Very poor performance when extracting audio CDs

Bug #355565 reported by Charlie Halford
24
This bug affects 8 people
Affects Status Importance Assigned to Milestone
Rhythmbox
Expired
Low
rhythmbox (Ubuntu)
Triaged
Low
Ubuntu Desktop Bugs

Bug Description

1) Release: Ubuntu Jaunty 9.04 Beta

2) apt-cache policy rhythmbox: 0.12.0-0ubuntu2

3) When extracting audio CDs in other operating systems on the same computer, the conversion process takes under 5 minutes, and allows me full use of my computer as the process takes place.

4) When extracting an audio CD in rhythmbox, the process took well over 5 minutes, and took a large amount of CPU, leaving my computer very unusable. Attempts to play other music within rhythmbox while the extraction was taking place results in stuttering playback.

While the extraction process is a computationally expensive operation, it should NOT leave the system in an unusable state.

Revision history for this message
Pedro Villavicencio (pedro) wrote :

thanks for the report Charlie, could you get a rhythmbox debug log? please run rhythmbox as : rhythmbox --debug &> rhythmbox-debug.txt perform the operation to reproduce the issue and attach the resulting file to the report. does the same happens with sound juicer?

Changed in rhythmbox (Ubuntu):
assignee: nobody → desktop-bugs
importance: Undecided → Low
status: New → Incomplete
Revision history for this message
Charlie Halford (soupmonster) wrote :

Attached is the output of rhythmbox --debug.

I tried sound juicer, and it seems slightly quicker, ripping the same CD in about 9m 30s. It seems to affect the speed of my system significantly as well: audio playing starts stuttering, dragging windows, and even typing this bug become unresponsive.

Is this a symptom of something bigger?

Revision history for this message
Sebastien Bacher (seb128) wrote :

the bug should be sent to bugzilla.gnome.org by somebody having the issue

Changed in rhythmbox (Ubuntu):
status: Incomplete → New
Revision history for this message
Charlie Halford (soupmonster) wrote :

Sure thing, I'll do that. Is there a guide on how to link this bug report to the gnome one?

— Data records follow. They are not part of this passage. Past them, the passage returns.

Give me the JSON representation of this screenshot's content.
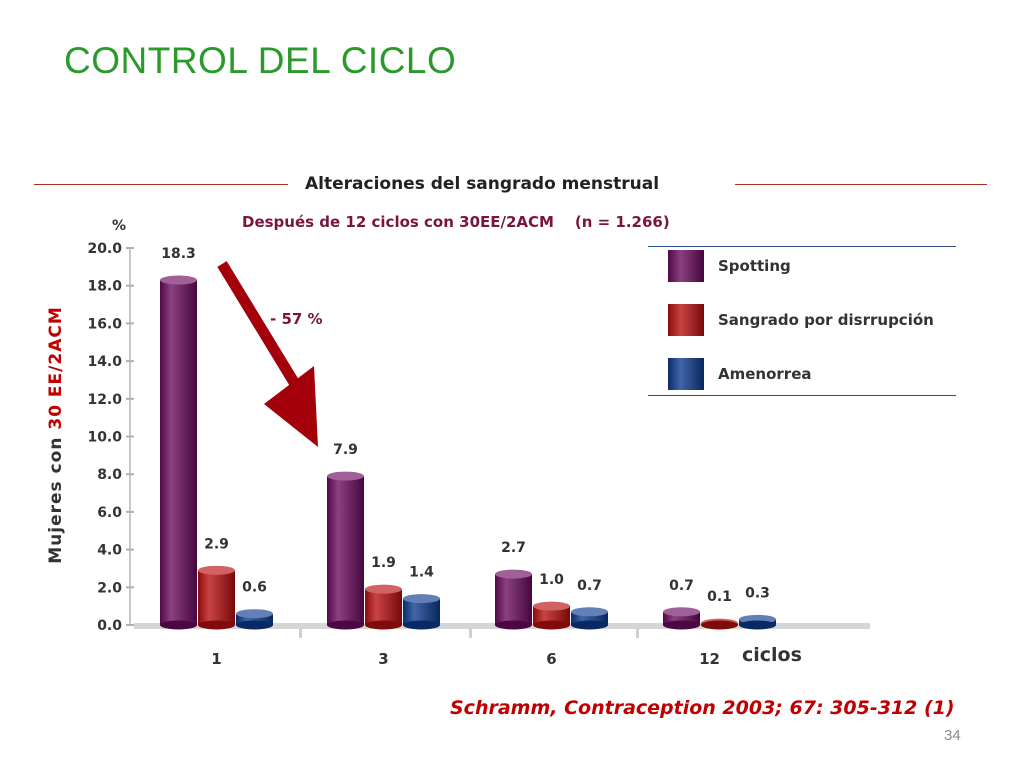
{
  "slide": {
    "title": "CONTROL DEL CICLO",
    "citation": "Schramm, Contraception 2003; 67: 305-312 (1)",
    "page_number": "34"
  },
  "chart_data": {
    "type": "bar",
    "title": "Alteraciones del sangrado menstrual",
    "subtitle": "Después de 12 ciclos con 30EE/2ACM    (n = 1.266)",
    "unit_label": "%",
    "ylabel": {
      "prefix": "Mujeres con ",
      "highlight": "30 EE/2ACM"
    },
    "xlabel": "ciclos",
    "categories": [
      "1",
      "3",
      "6",
      "12"
    ],
    "ylim": [
      0,
      20
    ],
    "yticks": [
      "0.0",
      "2.0",
      "4.0",
      "6.0",
      "8.0",
      "10.0",
      "12.0",
      "14.0",
      "16.0",
      "18.0",
      "20.0"
    ],
    "series": [
      {
        "name": "Spotting",
        "values": [
          18.3,
          7.9,
          2.7,
          0.7
        ],
        "labels": [
          "18.3",
          "7.9",
          "2.7",
          "0.7"
        ],
        "color": "#6a0a5e"
      },
      {
        "name": "Sangrado por disrrupción",
        "values": [
          2.9,
          1.9,
          1.0,
          0.1
        ],
        "labels": [
          "2.9",
          "1.9",
          "1.0",
          "0.1"
        ],
        "color": "#b80e0e"
      },
      {
        "name": "Amenorrea",
        "values": [
          0.6,
          1.4,
          0.7,
          0.3
        ],
        "labels": [
          "0.6",
          "1.4",
          "0.7",
          "0.3"
        ],
        "color": "#0d3a8f"
      }
    ],
    "annotation": "- 57 %",
    "legend_position": "top-right",
    "grid": false
  }
}
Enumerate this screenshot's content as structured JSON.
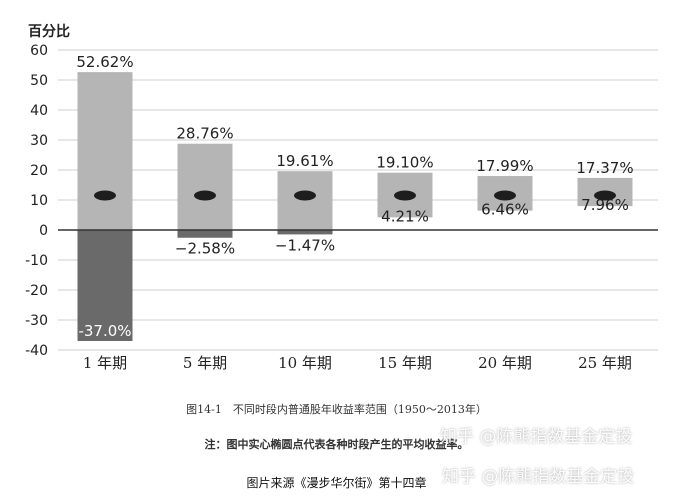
{
  "chart_data": {
    "type": "bar",
    "ylabel": "百分比",
    "ylim": [
      -40,
      60
    ],
    "yticks": [
      60,
      50,
      40,
      30,
      20,
      10,
      0,
      -10,
      -20,
      -30,
      -40
    ],
    "grid": true,
    "categories": [
      "1 年期",
      "5 年期",
      "10 年期",
      "15 年期",
      "20 年期",
      "25 年期"
    ],
    "max_values": [
      52.62,
      28.76,
      19.61,
      19.1,
      17.99,
      17.37
    ],
    "min_values": [
      -37.0,
      -2.58,
      -1.47,
      4.21,
      6.46,
      7.96
    ],
    "max_labels": [
      "52.62%",
      "28.76%",
      "19.61%",
      "19.10%",
      "17.99%",
      "17.37%"
    ],
    "min_labels": [
      "-37.0%",
      "−2.58%",
      "−1.47%",
      "4.21%",
      "6.46%",
      "7.96%"
    ],
    "average_values": [
      11.5,
      11.5,
      11.5,
      11.5,
      11.5,
      11.5
    ]
  },
  "colors": {
    "bar_positive": "#b5b5b5",
    "bar_negative": "#6a6a6a",
    "average_marker": "#1e1e1e",
    "grid": "#cfcfcf",
    "zero_line": "#333333"
  },
  "captions": {
    "title": "图14-1　不同时段内普通股年收益率范围（1950～2013年）",
    "note": "注：图中实心椭圆点代表各种时段产生的平均收益率。",
    "source": "图片来源《漫步华尔街》第十四章"
  },
  "watermarks": {
    "first": "知乎 @陈熊指数基金定投",
    "second": "知乎 @陈熊指数基金定投"
  }
}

Revision history for this message
Sebastien Bacher (seb128) wrote :
Changed in rhythmbox:
status: Unknown → New
Revision history for this message
Sebastien Bacher (seb128) wrote :

Thank you for sending the bug to GNOME

Changed in rhythmbox (Ubuntu):
status: New → Triaged
Changed in rhythmbox:
importance: Unknown → Low
Revision history for this message
spamoften (spamoften-deactivatedaccount) wrote :

This issue is also reported as # 512098. I marked that bug as a duplicate of this one. My comments below:

The original bug from 2006 still labeled unconfirmed in Rhythmbox.
https://bugzilla.gnome.org/show_bug.cgi?id=358770

There are dozens forum posts in google search on this item all redirecting people to use alternative programs to rip CDs.

Used TOP with "show threads" option to display the rythmbox threads during extract.

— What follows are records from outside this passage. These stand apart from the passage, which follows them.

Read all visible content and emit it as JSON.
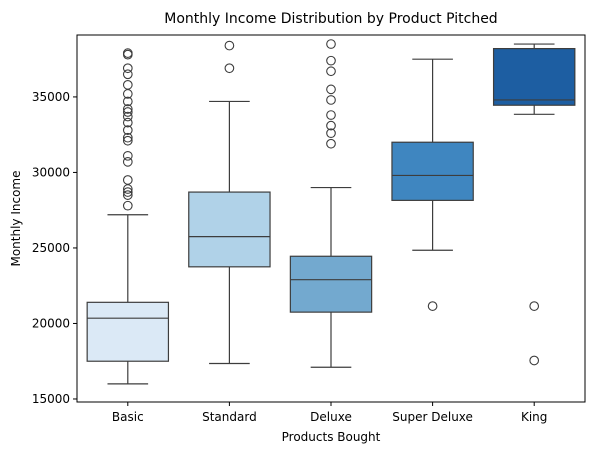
{
  "chart_data": {
    "type": "box",
    "title": "Monthly Income Distribution by Product Pitched",
    "xlabel": "Products Bought",
    "ylabel": "Monthly Income",
    "ylim": [
      14800,
      39100
    ],
    "yticks": [
      15000,
      20000,
      25000,
      30000,
      35000
    ],
    "ytick_labels": [
      "15000",
      "20000",
      "25000",
      "30000",
      "35000"
    ],
    "grid": false,
    "legend": "none",
    "categories": [
      "Basic",
      "Standard",
      "Deluxe",
      "Super Deluxe",
      "King"
    ],
    "boxes": [
      {
        "category": "Basic",
        "color": "#dbe9f6",
        "whisker_low": 16000,
        "q1": 17500,
        "median": 20350,
        "q3": 21400,
        "whisker_high": 27200,
        "outliers": [
          27800,
          28500,
          28700,
          28900,
          29500,
          30700,
          31100,
          32100,
          32300,
          32800,
          33300,
          33700,
          34000,
          34200,
          34700,
          35200,
          35800,
          36500,
          36900,
          37800,
          37900
        ]
      },
      {
        "category": "Standard",
        "color": "#b0d2e8",
        "whisker_low": 17350,
        "q1": 23750,
        "median": 25750,
        "q3": 28700,
        "whisker_high": 34700,
        "outliers": [
          36900,
          38400
        ]
      },
      {
        "category": "Deluxe",
        "color": "#73a9cf",
        "whisker_low": 17100,
        "q1": 20750,
        "median": 22900,
        "q3": 24450,
        "whisker_high": 29000,
        "outliers": [
          31900,
          32600,
          33100,
          33800,
          34800,
          35500,
          36700,
          37400,
          38500
        ]
      },
      {
        "category": "Super Deluxe",
        "color": "#3f86c0",
        "whisker_low": 24850,
        "q1": 28150,
        "median": 29800,
        "q3": 32000,
        "whisker_high": 37500,
        "outliers": [
          21150
        ]
      },
      {
        "category": "King",
        "color": "#1d5ea2",
        "whisker_low": 33850,
        "q1": 34450,
        "median": 34800,
        "q3": 38200,
        "whisker_high": 38500,
        "outliers": [
          21150,
          17550
        ]
      }
    ]
  }
}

The top most CPU bound thread was priority 20 (the nice level for background threads) using ~30% of a CPU core (my laptop is 1.5Ghz dual core Intel x86).

The top IOWait was 0.

Therefore, the process was likely neither CPU or disk bound.

I noticed that the BOINC background worker threads were getting significant CPU time, so I hit "pause" to stop background processing of workloads. This therefore left completely idle CPU on my computer.

Afterwards, the extract performed more quickly, but was still not using 100% CPU or causing IOWaits.

iostat reported no IOWait, similar to top.

In conclusion, it is likely the thread design of the background threads is using a far too aggressive "nice" setting and should be bumped up in both priority and IO nice level so that the extract takes advantage of the available hardware.

It should be obvious that if a user has deliberately clicked on a button to extract a CD, they would prefer that operation take precedent over other background tasks on the computer which they have not necessarily performed a manual and specific action to perform (BOINC is a good example).

This behavior was consistent for both Ubuntu 10.04 and Ubuntu 10.10.